Campus tours are one student guide per family. Our guide was a very sweet, enthusiastic girl from one of the Dakotas. When she learned that my daughter was a dancer, she made sure to show us one of the practice studios. She later introduced her to another student employee in admissions who is also a dancer. We also viewed music rehearsal and practice spaces, the chapel (magnificent and also the site of a Pokestop!), the science building, student union, library, etc. The campus is very beautiful – traditional stone buildings on the outside and modern, clean, Scandinavian interiors with lots of blonde wood trim and abundant natural light. The only slight let down was the sample dorm room which seemed a bit small and drab comparatively. We were told that the food is very good. The campus is also implementing alternative and sustainable energies with the goal of becoming carbon neutral. A large wind turbine provides about 1/3 of the campus’s energy needs. The campus is situated atop a hill with lovely views of the surrounding countryside. At its foot is several hundred wooded acres of reclaimed farmland.
After the tour, my daughter had an interview with a kindly, older gentleman on the admissions staff and it went well.

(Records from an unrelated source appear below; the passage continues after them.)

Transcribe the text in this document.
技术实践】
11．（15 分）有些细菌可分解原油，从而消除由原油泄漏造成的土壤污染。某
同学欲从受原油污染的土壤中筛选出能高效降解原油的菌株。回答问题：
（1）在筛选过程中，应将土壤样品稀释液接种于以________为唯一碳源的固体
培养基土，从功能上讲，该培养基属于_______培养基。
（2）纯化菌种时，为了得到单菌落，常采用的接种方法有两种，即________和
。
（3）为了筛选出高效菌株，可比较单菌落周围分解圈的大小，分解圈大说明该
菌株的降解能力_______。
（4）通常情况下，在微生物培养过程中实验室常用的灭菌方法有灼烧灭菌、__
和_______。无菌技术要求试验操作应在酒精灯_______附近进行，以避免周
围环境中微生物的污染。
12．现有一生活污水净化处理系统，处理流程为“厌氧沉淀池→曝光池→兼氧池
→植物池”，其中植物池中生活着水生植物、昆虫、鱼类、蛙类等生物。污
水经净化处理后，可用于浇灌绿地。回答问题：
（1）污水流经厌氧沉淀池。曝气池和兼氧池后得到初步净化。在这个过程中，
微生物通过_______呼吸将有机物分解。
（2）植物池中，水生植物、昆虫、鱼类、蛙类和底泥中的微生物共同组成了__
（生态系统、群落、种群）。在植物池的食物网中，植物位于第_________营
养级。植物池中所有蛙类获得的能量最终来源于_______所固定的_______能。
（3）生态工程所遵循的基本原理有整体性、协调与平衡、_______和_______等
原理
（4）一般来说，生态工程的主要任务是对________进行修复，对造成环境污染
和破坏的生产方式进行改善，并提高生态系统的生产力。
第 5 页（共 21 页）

Towards the end, I was brought in and given an opportunity to ask questions.
Conclusions: They really did a nice job of showing their school. The overwhelming impression is that this is a campus full of kind, wholesome, sincerely nice people. However, my daughter felt that it would be important to visit again when classes were in session to get a better sense of the student population and the intellectual tone of the place. While it checks many of her boxes (music, dance, no Greek life, minimal partying) the curriculum in the humanities seems a bit conventional to her. She is also not particularly religious and while we know that there are secular-minded students there, are there enough of them? She’s a bit quirky, how would that fly? Is it diverse enough? How liberal is the student body? An atheist acquaintance attends St. O; they will talk soon. Right now, it’s a maybe.
Final verdict: Of the six campuses we toured, she almost certainly will apply to three (Oberlin, Mac, WUSTL, ranked in order of preference). A pretty good rate of return out of six campus visited! Also from a parent-child bonding perspective, we made some great memories and got to explore an area of the country that was largely new to us. While we were tired by the end, it was fun too!